When I started Dupixent, there are two shots administered the first time. I was to watch the nurse show me how to do it as she gave me the first injection. The second shot was on me. To impress Dr. Garritson, I checked for any air in the syringe before injecting myself.
I have injected myself for over two years…successfully. Enter Yogi Berra. This is where his famous one-liner comes into play, “It’s like déjà vu all over again.” Ginger visited the Purdue Veterinary Hospital three times in the last two years. The most recent was a couple of weeks ago. She is suffering from inflammatory bowel disease. Interestingly, we both have inflammatory problems.

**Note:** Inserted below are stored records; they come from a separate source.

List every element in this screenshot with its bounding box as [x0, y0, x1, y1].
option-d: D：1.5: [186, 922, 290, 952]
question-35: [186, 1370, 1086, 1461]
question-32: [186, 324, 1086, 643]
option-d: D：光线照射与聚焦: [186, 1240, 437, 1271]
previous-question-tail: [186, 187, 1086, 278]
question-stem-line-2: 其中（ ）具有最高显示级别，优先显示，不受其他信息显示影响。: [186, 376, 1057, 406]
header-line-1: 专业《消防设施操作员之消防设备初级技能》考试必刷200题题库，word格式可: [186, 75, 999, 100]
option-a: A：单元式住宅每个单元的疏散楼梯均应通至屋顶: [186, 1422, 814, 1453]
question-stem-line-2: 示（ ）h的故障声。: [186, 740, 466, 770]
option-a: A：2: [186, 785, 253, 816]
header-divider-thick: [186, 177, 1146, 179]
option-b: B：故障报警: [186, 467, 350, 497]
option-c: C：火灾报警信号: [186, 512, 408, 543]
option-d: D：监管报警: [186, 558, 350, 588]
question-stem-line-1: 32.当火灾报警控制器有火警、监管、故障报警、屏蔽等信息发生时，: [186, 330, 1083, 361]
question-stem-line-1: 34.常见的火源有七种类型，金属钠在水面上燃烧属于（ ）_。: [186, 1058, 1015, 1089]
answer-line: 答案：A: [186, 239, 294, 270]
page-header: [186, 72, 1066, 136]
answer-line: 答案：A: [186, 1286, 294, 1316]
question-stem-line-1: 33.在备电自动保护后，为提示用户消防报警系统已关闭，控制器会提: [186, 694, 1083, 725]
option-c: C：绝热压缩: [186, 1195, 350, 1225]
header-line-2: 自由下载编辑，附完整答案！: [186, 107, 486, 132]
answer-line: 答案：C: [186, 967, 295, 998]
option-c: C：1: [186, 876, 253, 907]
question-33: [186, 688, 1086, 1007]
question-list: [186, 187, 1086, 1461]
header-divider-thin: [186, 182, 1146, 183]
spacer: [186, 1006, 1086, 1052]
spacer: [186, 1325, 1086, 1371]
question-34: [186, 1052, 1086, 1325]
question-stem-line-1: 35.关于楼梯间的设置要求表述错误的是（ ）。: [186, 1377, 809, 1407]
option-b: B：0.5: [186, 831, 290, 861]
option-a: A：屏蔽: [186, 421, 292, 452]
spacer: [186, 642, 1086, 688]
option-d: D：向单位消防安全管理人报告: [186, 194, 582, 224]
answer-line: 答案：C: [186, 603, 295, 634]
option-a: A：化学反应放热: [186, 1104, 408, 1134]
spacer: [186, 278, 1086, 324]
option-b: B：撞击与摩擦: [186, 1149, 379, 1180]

Dr. Haginoya admitted Ginger. The staff decided to keep her hospitalized for several days. Dr. Derre began taking a long litany of tests. As the test results started to come back, it was clear that she had a very low level of vitamin B12 even though she has taken B12 pills every day for months. Dr. Derre wanted to replace the pills with weekly shots of B12.
Dr. Derre called me with his recommendation about replacing the pills with the shots. I had two options open to me. I could drive to my local vet and have them administer the shots. The other alternative would be to go to my local vet and have the vet show me how to do canine injections. As with Dupixent, I chose the latter.
I wonder what raced through Ginger’s mind when the vet gave me the syringe.
Ginger is extremely vigilant. She was really concerned about what I was about to do.
The procedure involves pulling Ginger’s skin up into an inverted V and inject her horizontally at the base of the inverted V.
Ginger said that it really didn’t hurt. I told her that I would be shooting up with Dupixent every other week and will give a B12 shot every week for a while.